The scopes have been linked to a deadly outbreak at UCLA where seven people were infected and potentially another 179 were exposed to improperly cleaned scopes, and at least one of the patients who caught an infection from the device is suing Olympus Corp. for negligence and fraud, according to a second LA Times article. The patients were exposed to the bacteria when the scopes were used in a procedure called endoscopic retrograde cholangiopancreatography or ERCP.
The Dangerous Device is Still Being Used
In light of the recent outbreaks being linked to the use of Olympus’ endoscope devices, the FDA conducted a committee meeting concerning the future of the devices.
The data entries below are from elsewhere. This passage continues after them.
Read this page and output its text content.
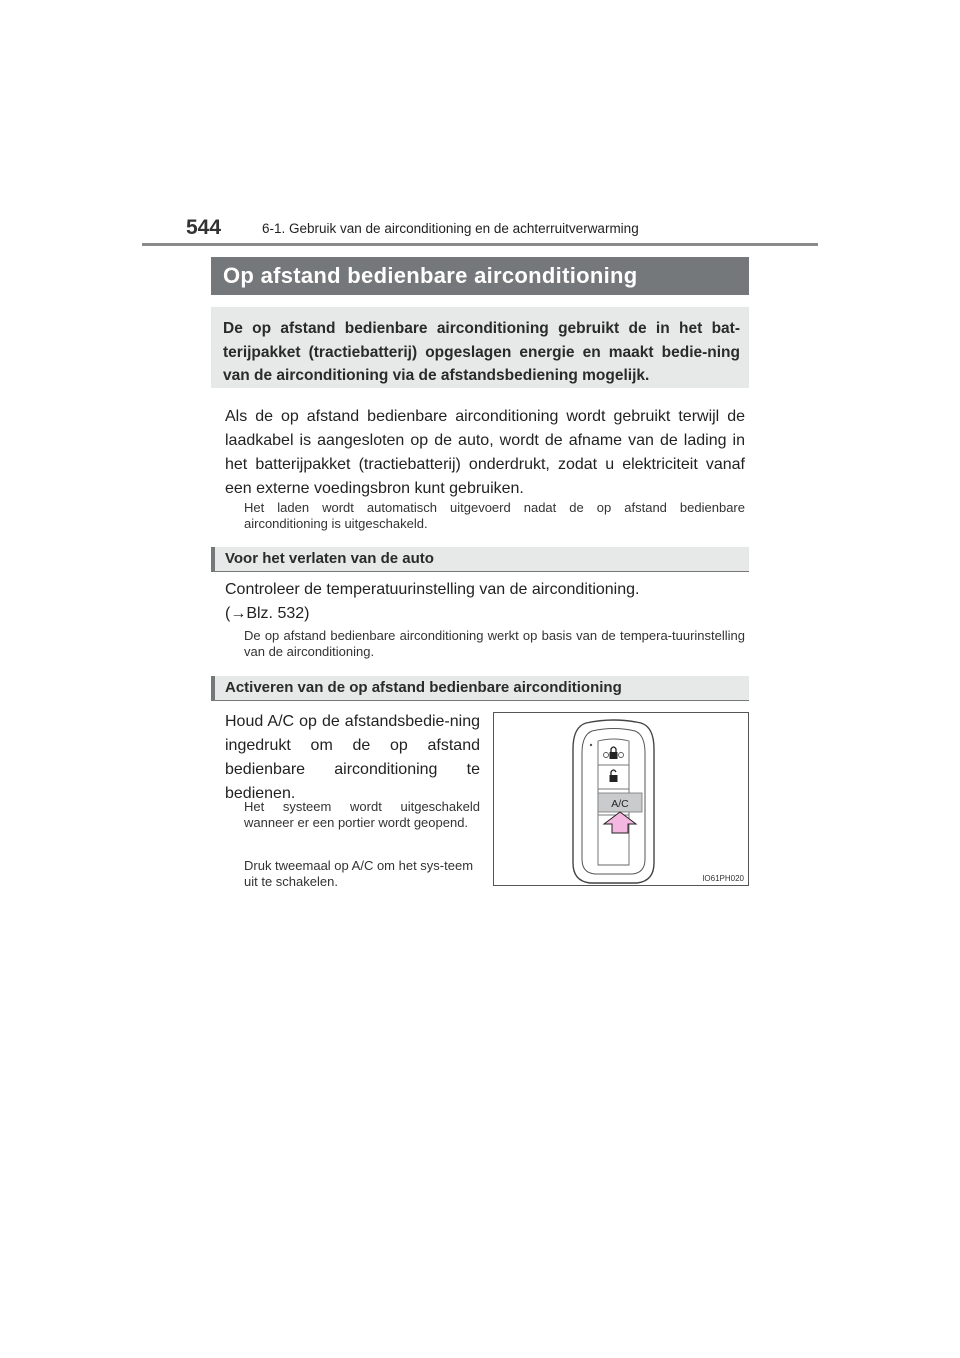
544	6-1. Gebruik van de airconditioning en de achterruitverwarming
Op afstand bedienbare airconditioning

De op afstand bedienbare airconditioning gebruikt de in het bat-terijpakket (tractiebatterij) opgeslagen energie en maakt bedie-ning van de airconditioning via de afstandsbediening mogelijk.

Als de op afstand bedienbare airconditioning wordt gebruikt terwijl de laadkabel is aangesloten op de auto, wordt de afname van de lading in het batterijpakket (tractiebatterij) onderdrukt, zodat u elektriciteit vanaf een externe voedingsbron kunt gebruiken.

Het laden wordt automatisch uitgevoerd nadat de op afstand bedienbare airconditioning is uitgeschakeld.

Voor het verlaten van de auto

Controleer de temperatuurinstelling van de airconditioning.
(→Blz. 532)

De op afstand bedienbare airconditioning werkt op basis van de tempera-tuurinstelling van de airconditioning.

Activeren van de op afstand bedienbare airconditioning

Houd A/C op de afstandsbedie-ning ingedrukt om de op afstand bedienbare airconditioning te bedienen.

Het systeem wordt uitgeschakeld wanneer er een portier wordt geopend.

Druk tweemaal op A/C om het sys-teem uit te schakelen.

A/C
IO61PH020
While the committee acknowledged that the devices are unsafe due to their potential to transmit infections, they also determined that the scopes should remain on the market because of their lifesaving usefulness and because no better option is available at this time and none are on their way to market in the near future. The benefits provided by using the Olympus scopes outweigh the potential costs and risk of infection.
Product Design Is Not Solely To Blame
The scopes in question are designed to be reusable. However, the scopes include small areas where bacteria can hide. Olympus provided cleaning instructions with all of the scopes that it sold, and Olympus contends that the design of the scopes is not the sole factor contributing to the transmission of the bacteria from patient to patient. Human error during the cleaning process could play a significant role in whether the scopes were properly cleaned in between patients. Some of the blame likely lies with low-paid, rushed and inexperienced workers not properly cleaning the devices.
Despite Olympus’ contentions that part of the problem, if not all, lies with improper cleaning techniques, the company issued revised cleaning instructions and provided smaller cleaning brushes for use with the device. Further, Olympus has taken steps to host dinners and other training opportunities for nurses and other medical professionals where the importance of meticulous cleaning of the scopes is emphasized.